Recently he attended conferences in the growing academic area of contemplative studies, which seeks to bring “the practice and perspective of meditation the academic world.” Biringer’s hope is to eventually create an interdisciplinary contemplative studies program, which would allow students and faculty to explore human consciousness from different academic perspectives.” More focused attention and better concentration are only a few of the benefits of such a combination.

He is working on this goal by first teaching an upper level music history course called “Music and Mystical Experience” during spring term. In this course, students will examine many different kinds of music, read mystical literature from around the world and do sitting meditation along with other sound-based contemplative practices.

Meditation, after all, is something Biringer knows a good deal about, having practiced it since his college days.

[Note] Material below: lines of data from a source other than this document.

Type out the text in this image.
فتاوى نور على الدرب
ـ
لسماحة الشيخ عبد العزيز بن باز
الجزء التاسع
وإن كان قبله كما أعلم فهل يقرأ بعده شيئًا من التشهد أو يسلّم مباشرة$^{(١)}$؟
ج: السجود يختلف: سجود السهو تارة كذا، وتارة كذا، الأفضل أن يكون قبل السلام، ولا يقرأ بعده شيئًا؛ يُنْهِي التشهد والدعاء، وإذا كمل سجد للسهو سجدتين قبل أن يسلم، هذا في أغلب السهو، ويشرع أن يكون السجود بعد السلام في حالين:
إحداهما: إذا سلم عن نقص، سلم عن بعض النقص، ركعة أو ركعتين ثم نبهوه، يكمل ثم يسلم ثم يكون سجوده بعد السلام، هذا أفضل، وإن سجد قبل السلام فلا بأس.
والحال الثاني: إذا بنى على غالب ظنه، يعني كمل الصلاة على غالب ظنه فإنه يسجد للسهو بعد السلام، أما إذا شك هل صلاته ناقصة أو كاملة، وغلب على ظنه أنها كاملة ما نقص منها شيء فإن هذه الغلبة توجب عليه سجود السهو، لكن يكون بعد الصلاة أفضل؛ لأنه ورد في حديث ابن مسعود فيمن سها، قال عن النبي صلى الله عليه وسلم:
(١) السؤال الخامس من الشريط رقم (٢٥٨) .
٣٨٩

While on sabbatical in 2002-2003, he entered an intensive meditation retreat in Burma where he was ordained as a Buddhist monk. For two months he slept only four hours a night, ate only two meals a day, and meditated for 16-18 hours a day, alternating between an hour of sitting meditation and an hour of walking meditation. In the summer of 2006 he returned to Burma for another retreat. He explains that these were “the most challenging experiences. but also the most rewarding in terms of life skills.”

His interest in combining meditation with his love of music recently led Biringer to learn overtone singing. A meditative discipline, this technique entails singing more than one tone at a time.

Biringer is also interested in the healing powers of music, and spent time in June in the Peruvian Amazon studying “the use of sacred songs called icaros in helping to induce the transformations of consciousness required for local healing practices.”

In addition to meditation, Biringer loves to cook, especially Indian cuisine, and he reportedly makes delicious sourdough bread. While he mostly reads books on meditation and psychology as it relates to meditation, he is currently reading Hermann Hesse’s Magister Ludi.

For those musicians, his favorite piece of music is the slow movement in Bach’s Third Gamba Sonata in G minor, which was used in the film “Truly, Madly, Deeply” — one of his favorites. He also likes popular music including “Universal Soldier,” the 1960’s protest song by Buffy Sainte-Marie, which ends “so defiantly on a supertonic triad. How’s that for a nerdy music theorist’s response?